Actually, I was myself thinking of making the unhiding button behave somewhat
the way you described, or possibly just slightly transparent as to provide
some visibility below it. However this could cause some usability issues:
when you can see the unhide button (as in kde3), you just have to move the
mouse over to that panel corner, click, and you're done: one fluid motion
that takes me half a second. With an autohiding unhide button some more
thinking is required (Where did I put that panel again?), making it's use
inefficient -- i.e. I think the unhide button always has to be, at least
partly, visible. Having "touch" sensitive unhiding would be interesting to
try out, I might do some experiments with it, but I think that should be a
later option, since it is rather complicated (at least for me).

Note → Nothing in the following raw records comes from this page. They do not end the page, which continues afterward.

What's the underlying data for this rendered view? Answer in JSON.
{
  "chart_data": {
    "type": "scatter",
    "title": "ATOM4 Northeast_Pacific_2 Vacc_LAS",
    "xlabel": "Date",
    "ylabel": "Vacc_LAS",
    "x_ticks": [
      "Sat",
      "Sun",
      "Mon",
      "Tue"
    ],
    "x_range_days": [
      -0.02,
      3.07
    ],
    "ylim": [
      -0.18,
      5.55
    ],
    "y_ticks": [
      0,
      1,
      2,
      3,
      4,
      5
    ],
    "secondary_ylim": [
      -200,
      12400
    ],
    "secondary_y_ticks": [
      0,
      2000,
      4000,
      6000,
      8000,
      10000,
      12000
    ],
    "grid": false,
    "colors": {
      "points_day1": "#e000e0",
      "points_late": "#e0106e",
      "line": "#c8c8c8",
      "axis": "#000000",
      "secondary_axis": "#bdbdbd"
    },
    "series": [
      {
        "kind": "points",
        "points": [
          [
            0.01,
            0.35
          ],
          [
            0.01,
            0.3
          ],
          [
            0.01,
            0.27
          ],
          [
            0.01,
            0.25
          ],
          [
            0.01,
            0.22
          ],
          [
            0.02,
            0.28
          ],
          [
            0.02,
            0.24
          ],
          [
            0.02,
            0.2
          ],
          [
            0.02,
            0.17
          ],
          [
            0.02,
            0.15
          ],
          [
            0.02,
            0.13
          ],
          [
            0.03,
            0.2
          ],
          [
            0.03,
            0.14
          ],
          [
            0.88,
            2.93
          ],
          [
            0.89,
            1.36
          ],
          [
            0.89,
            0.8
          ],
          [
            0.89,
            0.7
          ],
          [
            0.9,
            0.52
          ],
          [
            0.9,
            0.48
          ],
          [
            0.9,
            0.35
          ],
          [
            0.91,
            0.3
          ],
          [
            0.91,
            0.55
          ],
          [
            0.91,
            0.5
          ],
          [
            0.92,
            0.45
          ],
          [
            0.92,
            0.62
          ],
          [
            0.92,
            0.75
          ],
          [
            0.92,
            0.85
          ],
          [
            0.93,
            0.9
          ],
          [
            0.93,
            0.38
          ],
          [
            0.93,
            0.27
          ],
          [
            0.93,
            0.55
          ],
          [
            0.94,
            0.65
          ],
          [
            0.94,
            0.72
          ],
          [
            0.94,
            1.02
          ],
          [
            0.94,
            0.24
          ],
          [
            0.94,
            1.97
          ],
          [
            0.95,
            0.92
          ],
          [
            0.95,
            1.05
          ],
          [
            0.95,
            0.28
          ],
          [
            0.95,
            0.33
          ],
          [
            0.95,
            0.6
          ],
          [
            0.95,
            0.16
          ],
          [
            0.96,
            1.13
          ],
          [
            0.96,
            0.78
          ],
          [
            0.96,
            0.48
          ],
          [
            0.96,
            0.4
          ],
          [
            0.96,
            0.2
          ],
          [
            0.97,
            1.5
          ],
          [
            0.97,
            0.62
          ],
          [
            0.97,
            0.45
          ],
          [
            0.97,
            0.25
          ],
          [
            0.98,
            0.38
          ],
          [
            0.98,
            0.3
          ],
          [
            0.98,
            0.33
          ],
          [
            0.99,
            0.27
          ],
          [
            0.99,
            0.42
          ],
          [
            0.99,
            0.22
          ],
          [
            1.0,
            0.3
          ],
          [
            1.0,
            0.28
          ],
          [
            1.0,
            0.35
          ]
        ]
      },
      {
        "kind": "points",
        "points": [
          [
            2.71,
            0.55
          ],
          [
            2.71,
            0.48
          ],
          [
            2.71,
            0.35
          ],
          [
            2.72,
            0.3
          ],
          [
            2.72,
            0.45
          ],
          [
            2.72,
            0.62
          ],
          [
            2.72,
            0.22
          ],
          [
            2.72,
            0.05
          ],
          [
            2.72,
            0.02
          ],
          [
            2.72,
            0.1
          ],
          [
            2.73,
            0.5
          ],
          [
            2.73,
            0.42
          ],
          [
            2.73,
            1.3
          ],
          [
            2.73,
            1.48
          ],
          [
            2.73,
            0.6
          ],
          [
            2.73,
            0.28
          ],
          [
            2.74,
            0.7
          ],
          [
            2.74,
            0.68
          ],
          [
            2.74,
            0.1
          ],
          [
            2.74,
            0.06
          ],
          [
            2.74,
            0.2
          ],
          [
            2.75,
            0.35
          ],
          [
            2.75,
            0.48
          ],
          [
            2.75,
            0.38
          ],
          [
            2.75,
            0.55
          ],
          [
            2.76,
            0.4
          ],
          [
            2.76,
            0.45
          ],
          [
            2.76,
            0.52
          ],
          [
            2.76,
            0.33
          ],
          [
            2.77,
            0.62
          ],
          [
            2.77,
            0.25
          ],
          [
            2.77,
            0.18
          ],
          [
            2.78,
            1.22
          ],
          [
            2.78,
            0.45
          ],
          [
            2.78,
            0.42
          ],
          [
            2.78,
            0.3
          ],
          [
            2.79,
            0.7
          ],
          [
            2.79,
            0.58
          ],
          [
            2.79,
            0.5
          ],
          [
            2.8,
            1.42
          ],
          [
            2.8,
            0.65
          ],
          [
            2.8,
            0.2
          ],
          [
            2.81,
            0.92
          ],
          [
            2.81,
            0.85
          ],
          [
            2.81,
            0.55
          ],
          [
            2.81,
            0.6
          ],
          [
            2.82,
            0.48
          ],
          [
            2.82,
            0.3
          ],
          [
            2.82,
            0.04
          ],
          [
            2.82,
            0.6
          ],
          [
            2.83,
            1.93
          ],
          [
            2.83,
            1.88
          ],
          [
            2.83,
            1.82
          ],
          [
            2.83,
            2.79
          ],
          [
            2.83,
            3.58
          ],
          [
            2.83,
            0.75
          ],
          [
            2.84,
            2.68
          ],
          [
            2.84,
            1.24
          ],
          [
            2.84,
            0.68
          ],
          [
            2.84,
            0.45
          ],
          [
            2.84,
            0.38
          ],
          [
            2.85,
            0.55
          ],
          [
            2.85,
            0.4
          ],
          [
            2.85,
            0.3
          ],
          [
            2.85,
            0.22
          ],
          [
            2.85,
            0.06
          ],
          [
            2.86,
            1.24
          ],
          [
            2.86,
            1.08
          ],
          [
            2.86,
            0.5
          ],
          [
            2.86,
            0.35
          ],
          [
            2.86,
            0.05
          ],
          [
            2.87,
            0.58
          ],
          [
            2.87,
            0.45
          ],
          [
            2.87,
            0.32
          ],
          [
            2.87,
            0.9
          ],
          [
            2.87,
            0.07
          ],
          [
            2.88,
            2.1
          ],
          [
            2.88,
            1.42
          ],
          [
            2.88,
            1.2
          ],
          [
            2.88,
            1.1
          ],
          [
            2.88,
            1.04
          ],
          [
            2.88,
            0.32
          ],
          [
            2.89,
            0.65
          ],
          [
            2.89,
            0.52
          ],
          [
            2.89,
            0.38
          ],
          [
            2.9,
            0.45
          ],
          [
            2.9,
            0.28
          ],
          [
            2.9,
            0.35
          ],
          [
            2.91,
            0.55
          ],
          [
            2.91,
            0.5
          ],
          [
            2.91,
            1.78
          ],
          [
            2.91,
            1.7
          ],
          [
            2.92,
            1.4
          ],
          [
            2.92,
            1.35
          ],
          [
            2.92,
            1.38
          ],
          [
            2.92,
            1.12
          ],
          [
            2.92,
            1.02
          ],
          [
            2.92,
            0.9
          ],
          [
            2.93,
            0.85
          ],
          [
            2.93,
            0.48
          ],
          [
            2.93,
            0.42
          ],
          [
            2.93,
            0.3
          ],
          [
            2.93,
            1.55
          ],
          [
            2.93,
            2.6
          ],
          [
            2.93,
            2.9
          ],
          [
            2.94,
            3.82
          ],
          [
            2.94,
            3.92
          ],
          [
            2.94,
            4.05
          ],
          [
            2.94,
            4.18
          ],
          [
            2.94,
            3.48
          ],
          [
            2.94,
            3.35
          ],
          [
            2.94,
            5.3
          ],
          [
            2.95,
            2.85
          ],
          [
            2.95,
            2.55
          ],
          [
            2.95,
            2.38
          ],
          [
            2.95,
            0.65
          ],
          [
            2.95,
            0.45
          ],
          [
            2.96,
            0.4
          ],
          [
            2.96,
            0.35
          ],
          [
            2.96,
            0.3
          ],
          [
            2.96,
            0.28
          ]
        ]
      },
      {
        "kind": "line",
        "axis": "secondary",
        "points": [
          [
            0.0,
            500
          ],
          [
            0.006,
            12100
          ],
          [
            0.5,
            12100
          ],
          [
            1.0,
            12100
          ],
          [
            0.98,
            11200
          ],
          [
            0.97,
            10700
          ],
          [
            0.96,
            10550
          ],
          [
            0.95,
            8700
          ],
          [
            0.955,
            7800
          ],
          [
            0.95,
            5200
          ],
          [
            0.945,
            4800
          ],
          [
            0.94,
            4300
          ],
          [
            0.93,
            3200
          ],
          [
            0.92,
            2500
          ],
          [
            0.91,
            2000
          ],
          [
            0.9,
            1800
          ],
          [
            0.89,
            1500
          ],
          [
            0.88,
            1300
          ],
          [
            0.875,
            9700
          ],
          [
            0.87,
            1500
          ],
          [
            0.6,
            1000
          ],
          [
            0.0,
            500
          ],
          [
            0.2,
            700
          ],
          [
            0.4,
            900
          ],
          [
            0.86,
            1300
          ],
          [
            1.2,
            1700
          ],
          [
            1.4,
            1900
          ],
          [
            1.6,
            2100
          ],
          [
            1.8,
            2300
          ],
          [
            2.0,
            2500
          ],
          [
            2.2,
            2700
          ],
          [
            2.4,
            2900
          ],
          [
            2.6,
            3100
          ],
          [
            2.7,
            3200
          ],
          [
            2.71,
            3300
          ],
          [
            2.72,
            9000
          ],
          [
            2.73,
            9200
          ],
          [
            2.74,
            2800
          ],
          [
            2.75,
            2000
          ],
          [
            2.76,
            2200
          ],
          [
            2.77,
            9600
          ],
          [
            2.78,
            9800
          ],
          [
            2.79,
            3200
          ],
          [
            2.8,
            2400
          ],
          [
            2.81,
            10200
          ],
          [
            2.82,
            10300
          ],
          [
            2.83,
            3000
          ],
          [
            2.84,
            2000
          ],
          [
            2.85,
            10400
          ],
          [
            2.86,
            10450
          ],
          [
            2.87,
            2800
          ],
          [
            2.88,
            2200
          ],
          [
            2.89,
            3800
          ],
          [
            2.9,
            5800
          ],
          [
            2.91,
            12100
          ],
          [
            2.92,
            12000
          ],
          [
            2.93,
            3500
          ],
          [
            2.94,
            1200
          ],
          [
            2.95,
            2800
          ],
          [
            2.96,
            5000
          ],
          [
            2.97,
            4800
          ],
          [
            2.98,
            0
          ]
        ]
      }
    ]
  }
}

I'm not sure about the hiding of the button lengthwise though, since then the
unhiding button/area has to cover the whole width, takes up more space, or if
it's completely invisible until you're close by then you're getting the same
problems as with autohiding, where buttons/panels appear/get in your way when
you don't need them, and are hard to use when you do need them. I might
experiment with that once I've got spare time, but at the moment I'm just
trying to get working manual panel hiding that looks nice and works like it
has before, without expending too much effort on it.
> But if the 'hide' buttons can be implemented so that they don't interfere
> with the current hot spots, I'm in to have them enabled by default. I liked
> the idea someone proposed to create those buttons as plasmoids so that each
> user can decide where to place them (either inside the panel or on the
> desktop). I'm concerned about the buttons taking the screen or panel edges,
> and/or displacing or overlapping the panel contents. If this is the
> behavior of this feature, I'd certainly ask to have an option to disable it
> completely.
Don't worry: the feature is completely optional: it is simply an additional
panel visiblity mode, i.e. instead of selecting "Always Visible", "Windows
Can Cover" and the like, you select "manually hideable", i.e. the feature
only appears if the user specifically selects it, and the default panel
visiblity modes, and their behaviousr, are still the same as ever.